Or, as Janis Joplin said more indelicately: "It's all the same fucking day, man."
Our gullibility is charming at times, and often funny. Enter, 2012, The Movie. I've been successfully ignoring it but finally succumbed to Burl Burlingame's debunking article Doomsday denied in the Honolulu Star Bulletin.
If you haven't been shopping for crystals lately, the Mayan calendar ends in 2012 (on our calendar). Presumably, so do we.

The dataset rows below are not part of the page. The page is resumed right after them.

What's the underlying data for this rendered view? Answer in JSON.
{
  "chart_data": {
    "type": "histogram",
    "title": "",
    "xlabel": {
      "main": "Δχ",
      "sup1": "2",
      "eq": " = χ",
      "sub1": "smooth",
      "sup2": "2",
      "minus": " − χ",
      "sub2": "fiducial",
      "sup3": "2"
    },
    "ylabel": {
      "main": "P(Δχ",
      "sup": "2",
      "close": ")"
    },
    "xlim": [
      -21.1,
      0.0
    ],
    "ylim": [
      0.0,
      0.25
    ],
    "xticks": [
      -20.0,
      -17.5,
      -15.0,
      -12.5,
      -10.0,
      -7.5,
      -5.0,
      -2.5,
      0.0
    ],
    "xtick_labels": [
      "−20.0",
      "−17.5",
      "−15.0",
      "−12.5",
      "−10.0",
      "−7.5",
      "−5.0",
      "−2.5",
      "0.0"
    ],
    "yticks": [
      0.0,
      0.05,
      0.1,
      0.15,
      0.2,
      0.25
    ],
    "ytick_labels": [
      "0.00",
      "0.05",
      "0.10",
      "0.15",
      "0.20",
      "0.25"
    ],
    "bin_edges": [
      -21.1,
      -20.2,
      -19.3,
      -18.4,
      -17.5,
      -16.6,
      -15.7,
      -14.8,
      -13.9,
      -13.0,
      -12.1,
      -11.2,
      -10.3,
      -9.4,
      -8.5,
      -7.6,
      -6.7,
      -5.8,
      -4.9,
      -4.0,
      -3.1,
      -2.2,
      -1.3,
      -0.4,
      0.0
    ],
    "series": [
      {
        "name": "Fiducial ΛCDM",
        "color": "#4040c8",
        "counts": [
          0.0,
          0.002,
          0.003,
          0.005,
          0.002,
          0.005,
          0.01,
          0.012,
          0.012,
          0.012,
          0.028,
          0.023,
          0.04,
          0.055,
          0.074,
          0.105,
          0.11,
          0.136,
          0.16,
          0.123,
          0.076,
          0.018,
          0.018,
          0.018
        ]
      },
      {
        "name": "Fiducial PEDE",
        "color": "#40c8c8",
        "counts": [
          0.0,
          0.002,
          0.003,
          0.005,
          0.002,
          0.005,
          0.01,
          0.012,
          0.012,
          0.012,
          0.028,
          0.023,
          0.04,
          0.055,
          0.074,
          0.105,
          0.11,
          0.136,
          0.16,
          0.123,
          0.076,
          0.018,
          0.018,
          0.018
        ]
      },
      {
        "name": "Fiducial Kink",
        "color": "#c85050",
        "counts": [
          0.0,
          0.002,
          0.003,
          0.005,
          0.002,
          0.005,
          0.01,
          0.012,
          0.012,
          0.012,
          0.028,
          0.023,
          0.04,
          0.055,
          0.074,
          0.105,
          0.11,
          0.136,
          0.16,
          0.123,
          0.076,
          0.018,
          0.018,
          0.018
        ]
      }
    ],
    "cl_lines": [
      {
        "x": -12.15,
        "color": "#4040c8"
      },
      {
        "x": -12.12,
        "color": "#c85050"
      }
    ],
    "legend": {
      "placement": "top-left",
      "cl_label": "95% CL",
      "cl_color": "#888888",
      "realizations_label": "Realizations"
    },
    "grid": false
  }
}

Was that story really necessary? Well, yes, apparently it was. Google it if you must, but there are as many references to 2012 as, uh, as there are stars you can see from our little planet. According to Burlingame, "the filmmakers have also created Web sites that pretend to be legitimately scientific, something that has real scientists somewhat annoyed."
I'd provide a couple of links, but that would just be driving traffic to those sites. My reasoning was similar when I decided not to write about Ben Stein's loopy Creationism catechisms; I stopped using the Drudge Report to follow news sources when I was reminded that I was enabling his looniness by building his numbers.
In a nice touch, one source refers to The Hitchhiker's Guide to the Galaxy, which pretty much sums up my feelings: we're pretty insignificant, emphasize the small 'i'. Our calendars are constructs, like our languages and very much rooted to place. Our 'time' is tied to the earth's rotation period, which isn't fixed.
So I don't buy into specie-ific fixations on our little planet in a universe that is incomprehensible to us. Then again, we're tethered to it. If it goes, well, "so it goes".
Or, gee, maybe 2012 is when we finally enter the Age of Aquarius, though that sounds fishy to me.
* I happened to think of Ulysses, probably my favorite book, about 20 minutes before I found this article. Sigh, haven't read it in a century, though.